Global Cues Pull Markets Lower in November

Dec 05, 2013
Speculation regarding US Fed's decision to slow down its bond buying program caused discomfort among the investors thereby resulting in markets ending lower for the month.
 

Equity markets took a pause after having rallied for two consecutive months. The decline could be primarily attributed to uncertainty hovering around the US stimulus measures which for long now have dictated trends across the globe. Back home too factors like lower-than-expected growth in key economic releases played an equal role in pulling the markets lower. However markets did witness some in between recovery which in turn helped cap the downside.

Shedding away the festive cheers, the month started off on a disappointing note with mainly the disappointing services activity to be blamed for. The services activity data grew slower than expected. It rose to 47.1 last month from 44.6 in September. Comments by rating agency Standard & Poor’s that it would consider lowering Indian’s rating from investment grade to speculative grade if the elected government after general elections does not provide a plan to reverse the low economic growth situation of the country also dampened sentiments.  To add to this, FDI data released indicated that the FDI into the country’s services sector declined by 47.5% to $1.19 billion during the April-August period of 2013 as compared to $ 2.28 billion in the same period last year. Rupee too depreciated against the dollar. The constant volatility in the rupee despite drastic measures taken by the RBI has made investors jittery.

Key indices rose temporarily on the back of the IIP data released which indicated an improvement as compared to the previous month. However the markets resumed their fall as the numbers were below the market expectations. Inflation number released back home also weren’t quite encouraging. Wholesale inflation was reported at an eight month high of 7% for the month of October.

On the global front, speculations’ regarding US Federal Reserve’s decision to slow down its bond buying program has caused discomfort among the investors especially after the release of better than expected jobs and service data in US.  Statements by Federal Reserve chairman nominee Janet Yellen signaling that the stimulus will be maintained until the US economy improve did bring in some respite. However this optimism was short lived post the release of Fed’s latest policy meeting that showed the apex bank is still considering winding down stimulus measures. Central bank policy makers "generally expected that the data would prove consistent with the committee's outlook for ongoing improvement in labor-market conditions and would thus warrant trimming the pace of purchases in coming months," according to minutes of the Federal Open Market Committee's Oct. 29-30 meeting. This proved to be big blow to the markets.

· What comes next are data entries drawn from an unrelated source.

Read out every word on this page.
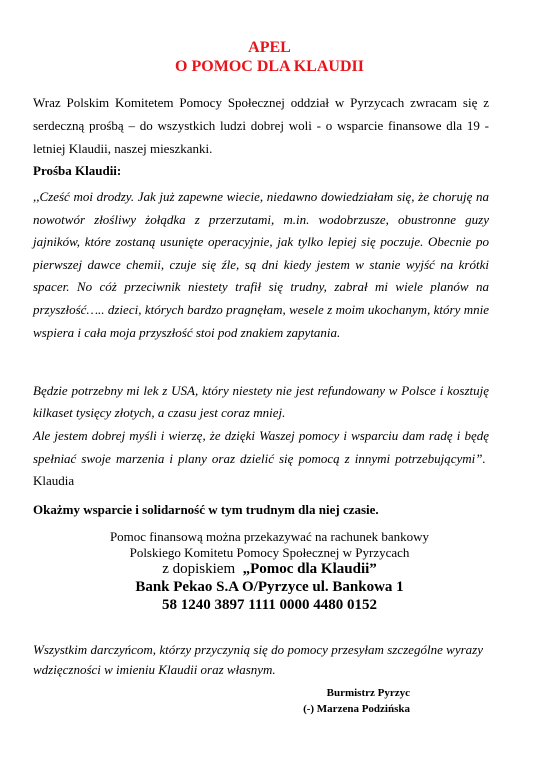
APEL
O POMOC DLA KLAUDII
Wraz Polskim Komitetem Pomocy Społecznej oddział w Pyrzycach zwracam się z serdeczną prośbą – do wszystkich ludzi dobrej woli - o wsparcie finansowe dla 19 - letniej Klaudii, naszej mieszkanki.
Prośba Klaudii:
,,Cześć moi drodzy. Jak już zapewne wiecie, niedawno dowiedziałam się, że choruję na nowotwór złośliwy żołądka z przerzutami, m.in. wodobrzusze, obustronne guzy jajników, które zostaną usunięte operacyjnie, jak tylko lepiej się poczuje. Obecnie po pierwszej dawce chemii, czuje się źle, są dni kiedy jestem w stanie wyjść na krótki spacer. No cóż przeciwnik niestety trafił się trudny, zabrał mi wiele planów na przyszłość….. dzieci, których bardzo pragnęłam, wesele z moim ukochanym, który mnie wspiera i cała moja przyszłość stoi pod znakiem zapytania.
Będzie potrzebny mi lek z USA, który niestety nie jest refundowany w Polsce i kosztuję kilkaset tysięcy złotych, a czasu jest coraz mniej.
Ale jestem dobrej myśli i wierzę, że dzięki Waszej pomocy i wsparciu dam radę i będę spełniać swoje marzenia i plany oraz dzielić się pomocą z innymi potrzebującymi”.  Klaudia
Okażmy wsparcie i solidarność w tym trudnym dla niej czasie.
Pomoc finansową można przekazywać na rachunek bankowy
Polskiego Komitetu Pomocy Społecznej w Pyrzycach
z dopiskiem „Pomoc dla Klaudii”
Bank Pekao S.A O/Pyrzyce ul. Bankowa 1
58 1240 3897 1111 0000 4480 0152
Wszystkim darczyńcom, którzy przyczynią się do pomocy przesyłam szczególne wyrazy wdzięczności w imieniu Klaudii oraz własnym.
Burmistrz Pyrzyc
(-) Marzena Podzińska
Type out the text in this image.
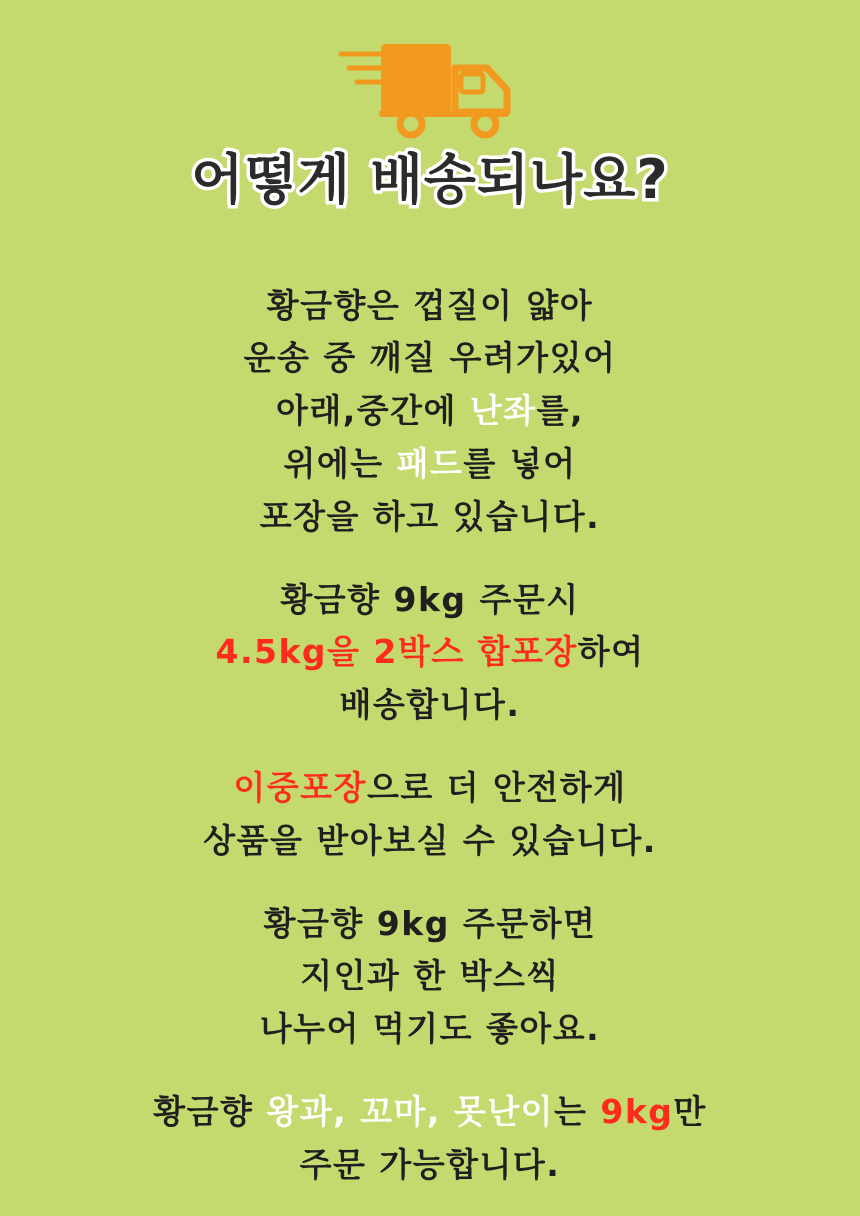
어떻게 배송되나요?
황금향은 껍질이 얇아
운송 중 깨질 우려가있어
아래,중간에 난좌를,
위에는 패드를 넣어
포장을 하고 있습니다.
황금향 9kg 주문시
4.5kg을 2박스 합포장하여
배송합니다.
이중포장으로 더 안전하게
상품을 받아보실 수 있습니다.
황금향 9kg 주문하면
지인과 한 박스씩
나누어 먹기도 좋아요.
황금향 왕과, 꼬마, 못난이는 9kg만
주문 가능합니다.
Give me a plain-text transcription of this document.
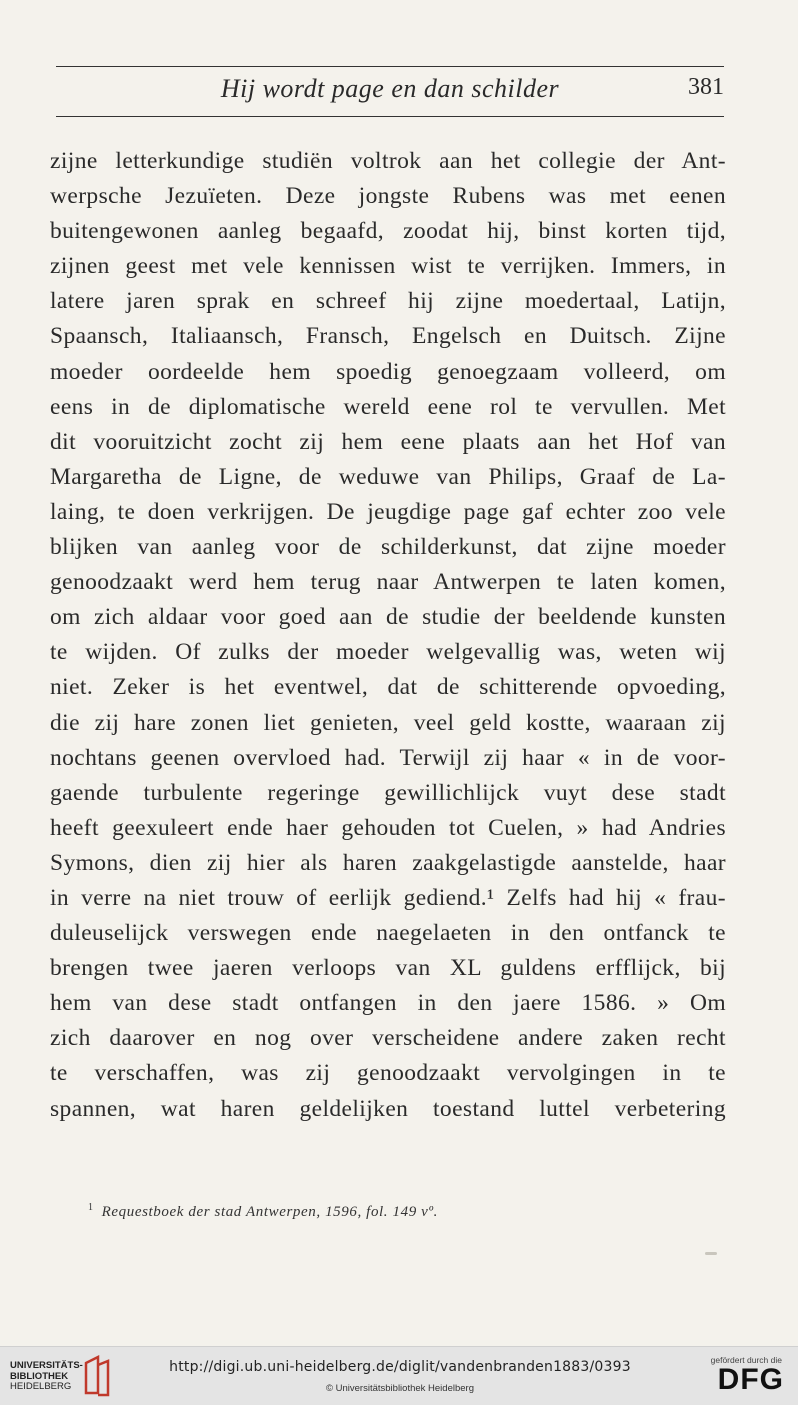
Hij wordt page en dan schilder	381
zijne letterkundige studiën voltrok aan het collegie der Ant-
werpsche Jezuïeten. Deze jongste Rubens was met eenen
buitengewonen aanleg begaafd, zoodat hij, binst korten tijd,
zijnen geest met vele kennissen wist te verrijken. Immers, in
latere jaren sprak en schreef hij zijne moedertaal, Latijn,
Spaansch, Italiaansch, Fransch, Engelsch en Duitsch. Zijne
moeder oordeelde hem spoedig genoegzaam volleerd, om
eens in de diplomatische wereld eene rol te vervullen. Met
dit vooruitzicht zocht zij hem eene plaats aan het Hof van
Margaretha de Ligne, de weduwe van Philips, Graaf de La-
laing, te doen verkrijgen. De jeugdige page gaf echter zoo vele
blijken van aanleg voor de schilderkunst, dat zijne moeder
genoodzaakt werd hem terug naar Antwerpen te laten komen,
om zich aldaar voor goed aan de studie der beeldende kunsten
te wijden. Of zulks der moeder welgevallig was, weten wij
niet. Zeker is het eventwel, dat de schitterende opvoeding,
die zij hare zonen liet genieten, veel geld kostte, waaraan zij
nochtans geenen overvloed had. Terwijl zij haar « in de voor-
gaende turbulente regeringe gewillichlijck vuyt dese stadt
heeft geexuleert ende haer gehouden tot Cuelen, » had Andries
Symons, dien zij hier als haren zaakgelastigde aanstelde, haar
in verre na niet trouw of eerlijk gediend.¹ Zelfs had hij « frau-
duleuselijck verswegen ende naegelaeten in den ontfanck te
brengen twee jaeren verloops van XL guldens erfflijck, bij
hem van dese stadt ontfangen in den jaere 1586. » Om
zich daarover en nog over verscheidene andere zaken recht
te verschaffen, was zij genoodzaakt vervolgingen in te
spannen, wat haren geldelijken toestand luttel verbetering
$^1$ Requestboek der stad Antwerpen, 1596, fol. 149 vº.
UNIVERSITÄTS-
BIBLIOTHEK
HEIDELBERG
http://digi.ub.uni-heidelberg.de/diglit/vandenbranden1883/0393
© Universitätsbibliothek Heidelberg
gefördert durch die
DFG
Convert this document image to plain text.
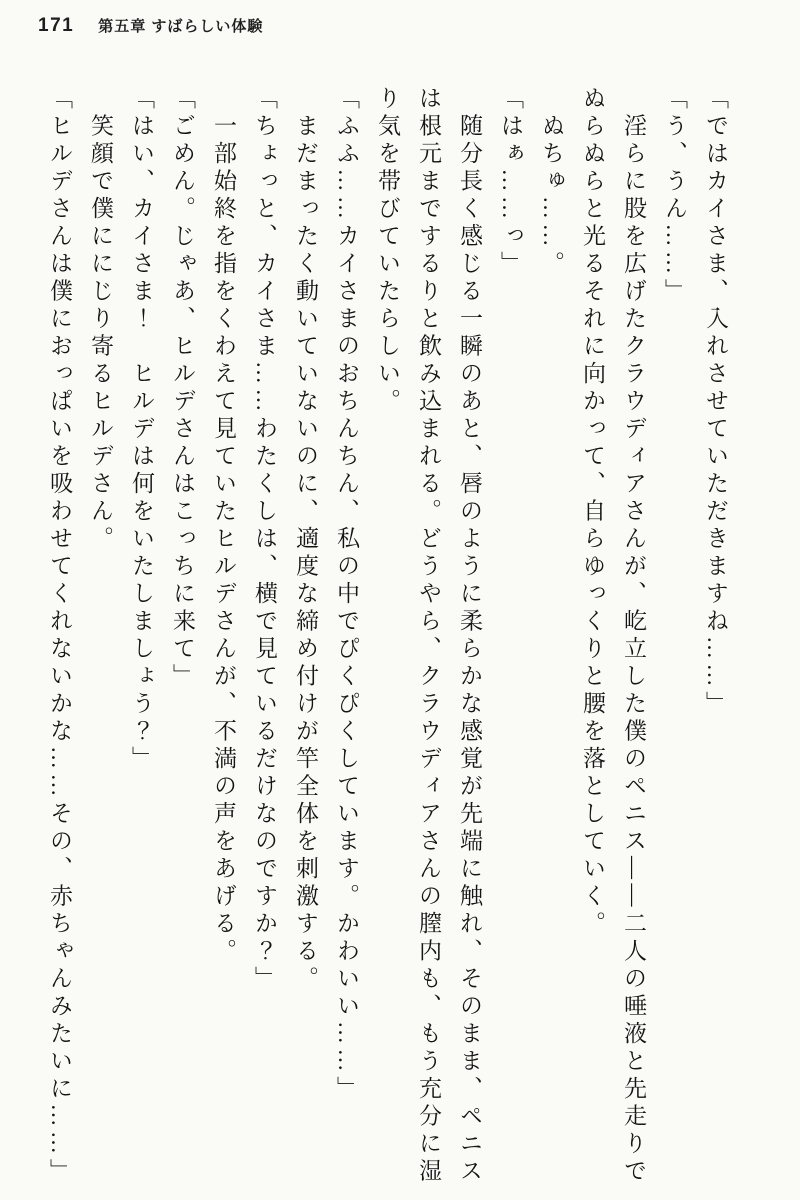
171 第五章 すばらしい体験

「ではカイさま、入れさせていただきますね……」

「う、うん……」

　淫らに股を広げたクラウディアさんが、屹立した僕のペニス――二人の唾液と先走りでぬらぬらと光るそれに向かって、自らゆっくりと腰を落としていく。

　ぬちゅ……。

「はぁ……っ」

　随分長く感じる一瞬のあと、唇のように柔らかな感覚が先端に触れ、そのまま、ペニスは根元までするりと飲み込まれる。どうやら、クラウディアさんの膣内も、もう充分に湿り気を帯びていたらしい。

「ふふ……カイさまのおちんちん、私の中でぴくぴくしています。かわいい……」

　まだまったく動いていないのに、適度な締め付けが竿全体を刺激する。

「ちょっと、カイさま……わたくしは、横で見ているだけなのですか？」

　一部始終を指をくわえて見ていたヒルデさんが、不満の声をあげる。

「ごめん。じゃあ、ヒルデさんはこっちに来て」

「はい、カイさま！　ヒルデは何をいたしましょう？」

　笑顔で僕ににじり寄るヒルデさん。

「ヒルデさんは僕におっぱいを吸わせてくれないかな……その、赤ちゃんみたいに……」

Asian markets too fell after the much awaited meeting of China's government official’s yielded little, disappointing investors who had hoped for much greater clarity on business and economic policies for the next decade. European markets were lower ahead of a batch of data from the euro-zone, including the November inflation report.

It was only towards the end of the month that saw markets reviving helping them wipe out some of its losses. What helped the markets was the fall in global crude prices after Iran struck a nuclear deal with world powers, lessening political risk, thereby boosting sentiments. This also helped ease concerns regarding India’s fiscal deficit which would benefit from the falling crude prices. Buying by foreign investors also continued to boost sentiments. Further expectations of good GDP data to be released also kept the momentum high.

The S&P BSE Sensex ended the month lower by 1.8% to close at 20,791 points shedding the 21K mark. During the month it touched a high of 21,196 and a low of 21,194. The Nifty too dropped close to 2% to end at 6,176. The mid cap and small cap stocks bucked the trend as they rose thereby outperforming their large cap counterparts. The S&P BSE Mid-cap and S&P BSE Small-cap indices grew by 3.6% and 3.5% respectively.

The S&P BSE sectoral space also witnessed a mixed performance. The S&P BSE Consumer Durable emerged as the highest loser which fell close to 9% during the month. Within this space, the index heavyweight Titan Company fell about 14%. This was followed by Rajesh Exports which too dropped 7.7%.

This was followed by the S&P BSE FMCG and the S&P BSE Oil & Gas indices which dropped 3.7% and 3.2% respectively.

On the other hand, the S&P BSE Capital Goods index emerged as the top gainer which grew by 7.3%. The S&P BSE Metal, S&P BSE Auto and S&P BSE Power indices also followed next which each grew by 7.3%, 2.6% and 2% respectively.

 As per the data released by SEBI, foreign institutional investors (FIIs) turned huge buyers in equity making this the third consecutive month of buying. They net bought equities worth Rs 8,115 crores in November as compared to Rs 15,706 crores in October. Year-to-date they remain net buyers in equities to the extent of Rs 97,051 crores. However they have been net sellers in debt segment to the tune of Rs 55,838 crores in November.